Hi folks, I have questions on fault tolerance with backup agents.

When we have multiple nodes with multiple agents on each node collaborating together,

  • What happens if one of the node or agent dies?
  • Will the backup job still produces a consistent and complete backup at the end?
  • Are there any affect on the restorability of the backup?

Also I’ve been wondering

  • Is there a leader/controller elected among the agents?
  • Through what mechanism does the agents collaborate together?
  • Where is the metadata of backup/restore activities stored?
  • How does the agents use the metadata to divide and conquer?
  • Does each agent get the same of work pre-assigned? Workload dynamically adjusted?

Thank you.
Leo

Backup agents are all stateless workers, that coordinate using the database to grab smaller tasks as part of the overall backup. If a backup agent dies, then the work it was assigned will eventually be picked up and completed by some other backup agent.

has links to both the TaskBucket implementation in FDB that’s used to coordinate backup agent work, and the next post down has a link to something similar, but written in python (and smaller, clearer, and probably easier to quickly grok).

This is also all changing in 6.3, and there will be a new backup implementation available that uses a different sort of worker, that instead recruited and managed as part of the cluster. You can read more about that in the design doc.

Backup agents can die at any time, this does not affect the integrity of the backup. As long as one backup agent is running and successfully connected to your cluster and backup storage medium backup progress will be made.

Backup agents use a shared work queue stored in FDB. The queue stores tasks under different priorities. The agents use FDB transactions to “claim” a task exclusively for execution. That claim times out after a period, so while an agent is executing task it routinely extends its claim, again with an FDB transaction. If the agent fails, it will no longer extend its task ownership claim. Another agent will then notice this (all agents check occasionally for expired task claims) and transactionally return the task to an executable state.
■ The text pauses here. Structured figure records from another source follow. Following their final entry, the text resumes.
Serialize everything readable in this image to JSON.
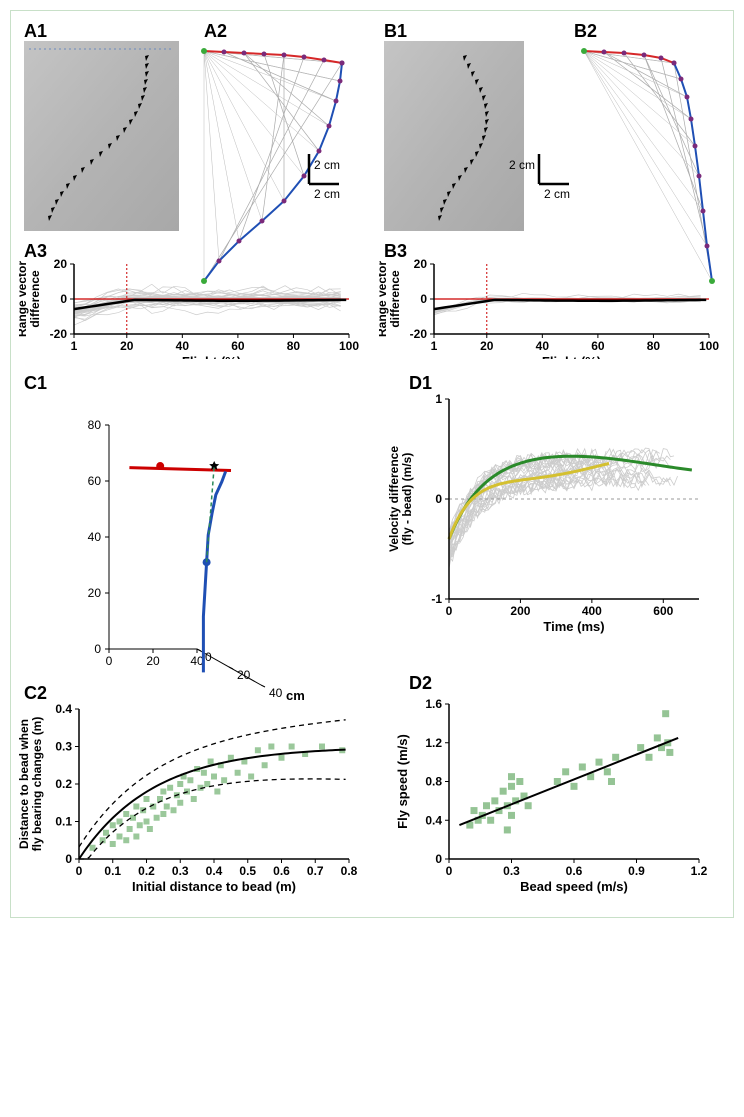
{
  "panelA": {
    "label1": "A1",
    "label2": "A2",
    "label3": "A3",
    "scalebar_x": "2 cm",
    "scalebar_y": "2 cm",
    "trajectory2": {
      "type": "line",
      "red_path": [
        [
          10,
          10
        ],
        [
          30,
          11
        ],
        [
          50,
          12
        ],
        [
          70,
          13
        ],
        [
          90,
          14
        ],
        [
          110,
          16
        ],
        [
          130,
          19
        ],
        [
          148,
          22
        ]
      ],
      "blue_path": [
        [
          148,
          22
        ],
        [
          146,
          40
        ],
        [
          142,
          60
        ],
        [
          135,
          85
        ],
        [
          125,
          110
        ],
        [
          110,
          135
        ],
        [
          90,
          160
        ],
        [
          68,
          180
        ],
        [
          45,
          200
        ],
        [
          25,
          220
        ],
        [
          10,
          240
        ]
      ],
      "red_color": "#d62728",
      "blue_color": "#1f4fb4",
      "marker_color": "#7a2a7a"
    },
    "chart3": {
      "type": "line",
      "xlabel": "Flight (%)",
      "ylabel": "Range vector\ndifference",
      "xlim": [
        1,
        100
      ],
      "ylim": [
        -20,
        20
      ],
      "xticks": [
        1,
        20,
        40,
        60,
        80,
        100
      ],
      "yticks": [
        -20,
        0,
        20
      ],
      "vline_x": 20,
      "vline_color": "#cc0000",
      "hline_y": 0,
      "hline_color": "#cc0000",
      "mean_color": "#000000",
      "trace_color": "#cccccc",
      "n_traces": 40,
      "spread": 18
    }
  },
  "panelB": {
    "label1": "B1",
    "label2": "B2",
    "label3": "B3",
    "scalebar_x": "2 cm",
    "scalebar_y": "2 cm",
    "trajectory2": {
      "red_path": [
        [
          15,
          10
        ],
        [
          35,
          11
        ],
        [
          55,
          12
        ],
        [
          75,
          14
        ],
        [
          92,
          17
        ],
        [
          105,
          22
        ]
      ],
      "blue_path": [
        [
          105,
          22
        ],
        [
          112,
          38
        ],
        [
          118,
          56
        ],
        [
          122,
          78
        ],
        [
          126,
          105
        ],
        [
          130,
          135
        ],
        [
          134,
          170
        ],
        [
          138,
          205
        ],
        [
          143,
          240
        ]
      ],
      "red_color": "#d62728",
      "blue_color": "#1f4fb4",
      "marker_color": "#7a2a7a"
    },
    "chart3": {
      "type": "line",
      "xlabel": "Flight (%)",
      "ylabel": "Range vector\ndifference",
      "xlim": [
        1,
        100
      ],
      "ylim": [
        -20,
        20
      ],
      "xticks": [
        1,
        20,
        40,
        60,
        80,
        100
      ],
      "yticks": [
        -20,
        0,
        20
      ],
      "vline_x": 20,
      "vline_color": "#cc0000",
      "hline_y": 0,
      "hline_color": "#cc0000",
      "mean_color": "#000000",
      "trace_color": "#cccccc",
      "n_traces": 12,
      "spread": 8
    }
  },
  "panelC": {
    "label1": "C1",
    "label2": "C2",
    "axis3d": {
      "x_max": 40,
      "y_max": 40,
      "z_max": 80,
      "xticks": [
        0,
        20,
        40
      ],
      "yticks": [
        0,
        20,
        40
      ],
      "zticks": [
        0,
        20,
        40,
        60,
        80
      ],
      "unit": "cm",
      "red_color": "#cc0000",
      "blue_color": "#1f4fb4",
      "green_color": "#2a8a5a"
    },
    "scatter": {
      "type": "scatter",
      "xlabel": "Initial distance to bead (m)",
      "ylabel": "Distance to bead when\nfly bearing changes (m)",
      "xlim": [
        0,
        0.8
      ],
      "ylim": [
        0,
        0.4
      ],
      "xticks": [
        0,
        0.1,
        0.2,
        0.3,
        0.4,
        0.5,
        0.6,
        0.7,
        0.8
      ],
      "yticks": [
        0,
        0.1,
        0.2,
        0.3,
        0.4
      ],
      "marker_color": "#7ab57a",
      "fit_color": "#000000",
      "ci_color": "#000000",
      "points": [
        [
          0.04,
          0.03
        ],
        [
          0.07,
          0.05
        ],
        [
          0.08,
          0.07
        ],
        [
          0.1,
          0.04
        ],
        [
          0.1,
          0.09
        ],
        [
          0.12,
          0.06
        ],
        [
          0.12,
          0.1
        ],
        [
          0.14,
          0.05
        ],
        [
          0.14,
          0.12
        ],
        [
          0.15,
          0.08
        ],
        [
          0.16,
          0.11
        ],
        [
          0.17,
          0.06
        ],
        [
          0.17,
          0.14
        ],
        [
          0.18,
          0.09
        ],
        [
          0.19,
          0.13
        ],
        [
          0.2,
          0.1
        ],
        [
          0.2,
          0.16
        ],
        [
          0.21,
          0.08
        ],
        [
          0.22,
          0.14
        ],
        [
          0.23,
          0.11
        ],
        [
          0.24,
          0.16
        ],
        [
          0.25,
          0.12
        ],
        [
          0.25,
          0.18
        ],
        [
          0.26,
          0.14
        ],
        [
          0.27,
          0.19
        ],
        [
          0.28,
          0.13
        ],
        [
          0.29,
          0.17
        ],
        [
          0.3,
          0.2
        ],
        [
          0.3,
          0.15
        ],
        [
          0.31,
          0.22
        ],
        [
          0.32,
          0.18
        ],
        [
          0.33,
          0.21
        ],
        [
          0.34,
          0.16
        ],
        [
          0.35,
          0.24
        ],
        [
          0.36,
          0.19
        ],
        [
          0.37,
          0.23
        ],
        [
          0.38,
          0.2
        ],
        [
          0.39,
          0.26
        ],
        [
          0.4,
          0.22
        ],
        [
          0.41,
          0.18
        ],
        [
          0.42,
          0.25
        ],
        [
          0.43,
          0.21
        ],
        [
          0.45,
          0.27
        ],
        [
          0.47,
          0.23
        ],
        [
          0.49,
          0.26
        ],
        [
          0.51,
          0.22
        ],
        [
          0.53,
          0.29
        ],
        [
          0.55,
          0.25
        ],
        [
          0.57,
          0.3
        ],
        [
          0.6,
          0.27
        ],
        [
          0.63,
          0.3
        ],
        [
          0.67,
          0.28
        ],
        [
          0.72,
          0.3
        ],
        [
          0.78,
          0.29
        ]
      ]
    }
  },
  "panelD": {
    "label1": "D1",
    "label2": "D2",
    "velocity": {
      "type": "line",
      "xlabel": "Time (ms)",
      "ylabel": "Velocity difference\n(fly - bead) (m/s)",
      "xlim": [
        0,
        700
      ],
      "ylim": [
        -1,
        1
      ],
      "xticks": [
        0,
        200,
        400,
        600
      ],
      "yticks": [
        -1,
        0,
        1
      ],
      "zero_line_color": "#999999",
      "trace_color": "#cccccc",
      "green_color": "#2a8a2a",
      "yellow_color": "#d4c030"
    },
    "scatter": {
      "type": "scatter",
      "xlabel": "Bead speed (m/s)",
      "ylabel": "Fly speed (m/s)",
      "xlim": [
        0,
        1.2
      ],
      "ylim": [
        0,
        1.6
      ],
      "xticks": [
        0,
        0.3,
        0.6,
        0.9,
        1.2
      ],
      "yticks": [
        0,
        0.4,
        0.8,
        1.2,
        1.6
      ],
      "marker_color": "#7ab57a",
      "fit_color": "#000000",
      "points": [
        [
          0.1,
          0.35
        ],
        [
          0.12,
          0.5
        ],
        [
          0.14,
          0.4
        ],
        [
          0.16,
          0.45
        ],
        [
          0.18,
          0.55
        ],
        [
          0.2,
          0.4
        ],
        [
          0.22,
          0.6
        ],
        [
          0.24,
          0.5
        ],
        [
          0.26,
          0.7
        ],
        [
          0.28,
          0.55
        ],
        [
          0.3,
          0.45
        ],
        [
          0.3,
          0.75
        ],
        [
          0.28,
          0.3
        ],
        [
          0.3,
          0.85
        ],
        [
          0.32,
          0.6
        ],
        [
          0.34,
          0.8
        ],
        [
          0.36,
          0.65
        ],
        [
          0.38,
          0.55
        ],
        [
          0.52,
          0.8
        ],
        [
          0.56,
          0.9
        ],
        [
          0.6,
          0.75
        ],
        [
          0.64,
          0.95
        ],
        [
          0.68,
          0.85
        ],
        [
          0.72,
          1.0
        ],
        [
          0.76,
          0.9
        ],
        [
          0.78,
          0.8
        ],
        [
          0.8,
          1.05
        ],
        [
          0.92,
          1.15
        ],
        [
          0.96,
          1.05
        ],
        [
          1.0,
          1.25
        ],
        [
          1.02,
          1.15
        ],
        [
          1.04,
          1.5
        ],
        [
          1.05,
          1.2
        ],
        [
          1.06,
          1.1
        ]
      ]
    }
  },
  "colors": {
    "panel_border": "#c8e0c8",
    "photo_bg": "#b8b8b8",
    "axis": "#000000"
  },
  "fonts": {
    "label_size": 18,
    "axis_title_size": 13,
    "tick_size": 12,
    "label_weight": "bold"
  }
}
A Backup begins as a single task, and its execution creates other tasks transactionally with its completion, and those tasks do the same. Some tasks that represent large amounts of work are split into many smaller tasks representing the same work in aggregate. Tasks are not “pre”-assigned to agents. Each agent has a number of task slots, determined by a knob, and when an agent has a free task slot it will look for work to claim as described above. The order in which tasks are claimed by agents for execution is random within a priority level.

To be clear, the part that is changing is how mutations are written to the backup. Instead of the backup tasks writing the mutations themselves, one of the initial backup tasks will essentially configure a new database feature where the database will recruit “backup worker” roles and stream mutation logs more efficiently to a backup destination URL until it is told, by another backup task, to stop.
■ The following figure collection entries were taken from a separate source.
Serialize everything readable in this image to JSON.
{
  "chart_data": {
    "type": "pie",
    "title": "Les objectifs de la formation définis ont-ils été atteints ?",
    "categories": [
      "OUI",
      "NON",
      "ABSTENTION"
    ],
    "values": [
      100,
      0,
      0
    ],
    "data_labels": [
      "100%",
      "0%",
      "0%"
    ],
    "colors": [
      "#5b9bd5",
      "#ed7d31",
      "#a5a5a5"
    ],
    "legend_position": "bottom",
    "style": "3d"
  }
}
Everything else (backup start/stop/abort/pause, key range snapshots and metadata written to backup) remains the same.

Quite interesting algorithm for parallelism in backup/restore!

I figure, since KV pairs in FDB are more independent from each other than rows/tables in a relational db, which has rich data integrity constraints, we can have more flexibility and creativity for parallel ops. Is that right?
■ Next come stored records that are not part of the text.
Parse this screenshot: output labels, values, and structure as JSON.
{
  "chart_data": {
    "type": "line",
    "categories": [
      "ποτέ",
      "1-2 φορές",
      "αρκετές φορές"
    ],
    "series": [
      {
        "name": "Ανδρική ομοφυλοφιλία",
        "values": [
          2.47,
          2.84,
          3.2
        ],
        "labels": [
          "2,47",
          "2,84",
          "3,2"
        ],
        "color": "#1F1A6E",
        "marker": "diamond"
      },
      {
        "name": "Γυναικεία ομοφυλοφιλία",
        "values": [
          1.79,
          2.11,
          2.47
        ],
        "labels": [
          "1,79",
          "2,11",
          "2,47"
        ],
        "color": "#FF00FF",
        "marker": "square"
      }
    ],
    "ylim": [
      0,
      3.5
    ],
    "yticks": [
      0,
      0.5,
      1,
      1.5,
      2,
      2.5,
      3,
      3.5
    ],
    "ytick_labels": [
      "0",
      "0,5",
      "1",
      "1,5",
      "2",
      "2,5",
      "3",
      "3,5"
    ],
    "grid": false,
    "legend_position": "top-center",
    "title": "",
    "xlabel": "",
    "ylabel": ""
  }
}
I did one preliminary test with multiple backup nodes, but one of nodes erred. Describing the backup returns “restorable”. From the info you provided, I’ll try testing to restore it.

Thank you.

Yes, we need to improve the description around the “recent errors” output. They do not mean necessarily that anything is “wrong”, just that errors did occur during execution. The errors are only a problem if they are happening constantly and the backup is not making any progress.

Not quite, no. When you restore a backup in FDB, you restore to a specific version and the entire key space that was backed up, all keys and values, are restored to that version. Keys and values from different parts of the keyspace are no more independent than, say, a set of tables or indexes in a relational model that are all restored to a specific consistent version.